Caterpillar Inc. will move its global headquarters to the north Chicago suburb of Deerfield, the company announced April 19. The company will house 300 employees at the office. This news follows the company’s decision in January to move its corporate offices to the Chicago area from Peoria.

“Following a thorough site selection process, we chose this location because it is approximately a 20-minute drive to O’Hare airport and convenient to the city of Chicago via commuter train, achieving our goal to be more accessible to our global customers, dealers and employees,” said Caterpillar CEO Jim Umpleby.

In late March, Caterpillar announced plans to shutter its production facility in Aurora, laying off nearly 800 workers.

Downstate despair 

The Caterpillar relocation will not affect a majority of its Peoria workforce in the near term. But it signals continued disinvestment in the area. And it echoes a disturbing trend in the Land of Lincoln.

Illinois jobs data reveal a tale of two states.

While the greater Chicago area has added more than 110,000 jobs compared with before the Great Recession, the rest of the state has lost nearly 43,000 jobs over the same time. Peoria is a case study in what’s driving this divergence: Blue-collar opportunities are disappearing statewide as white-collar jobs emerge in Chicago and the collar counties.
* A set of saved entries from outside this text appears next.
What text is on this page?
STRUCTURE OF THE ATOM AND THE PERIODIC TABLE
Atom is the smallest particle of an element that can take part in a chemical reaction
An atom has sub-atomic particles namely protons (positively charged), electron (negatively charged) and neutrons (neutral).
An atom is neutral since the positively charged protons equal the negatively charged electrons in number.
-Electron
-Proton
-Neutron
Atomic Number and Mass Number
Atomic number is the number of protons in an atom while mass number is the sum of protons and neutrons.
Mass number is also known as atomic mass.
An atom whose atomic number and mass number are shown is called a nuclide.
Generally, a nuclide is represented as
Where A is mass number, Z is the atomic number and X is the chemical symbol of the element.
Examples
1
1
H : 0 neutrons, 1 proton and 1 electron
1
Moody’s Investors Service recently named Peoria as one of four downstate metro areas now experiencing a recession. The Peoria metro area has lost nearly 30 percent of its manufacturing jobs in the last 10 years, according to the Bureau of Labor Statistics. The area’s labor force is at a 12-year low.

Manufacturing meltdown

For years, Illinois lawmakers have ignored Illinois manufacturers’ cries for reform – an insult to more than half a million manufacturing workers who rely on a healthy industry to forge the state’s middle class.

One of those workers is Rick Schock. He’s been on third shift in assembly at Caterpillar’s Aurora plant for 12 years. But he will soon lose his job as part of the company’s plans to shutter production facilities there.

“When I first started you’d go in to a local bar on a Friday morning at 7 a.m. [after your shift ended] and it was like a Friday night. It was nice, the camaraderie,” Schock said. “We were a big family.”

“But now with the layoffs my stress level has been so high. When I look at the people at work, everyone looks defeated.”

One of the most straightforward pleas from one of manufacturing’s largest players came five years ago in February 2012, when Caterpillar’s then-CEO Doug Oberhelman penned an op-ed outlining how Illinois government must act in order to bring back manufacturing jobs.

His recommendations included real workers’ compensation reform and a balanced state budget that would provide long-term tax certainty and tax relief.

The mass layoffs at Caterpillar’s Aurora plant offer a chance to reflect on Oberhelman’s plea and how the state has fared since.

The results are in: Illinois is the only state in the region to suffer a net loss of manufacturing jobs in the last five years.


“Business leaders are making decisions today on where to invest in the future,” Oberhelman wrote in 2012. “Illinois must act now, with a bipartisan sense of urgency, to position itself for future job creation that is being discussed in boardrooms all across this country.

“When Caterpillar and most other companies look to locate a new factory in the United States, Illinois is not in the running for such projects. It doesn’t have to be that way.”

Illinois’ high property taxes and high workers’ compensation costs hit manufacturing harder than any other sector of the state economy, discouraging investment and even pushing manufacturers out of Illinois to other states.

The Illinois Policy Institute has put forward a state budget plan that addresses both of these major cost drivers, while balancing the budget without tax hikes.

Until politicians focus on tackling foundational reforms, Illinois will continue to bleed jobs – and hardworking men and women will suffer.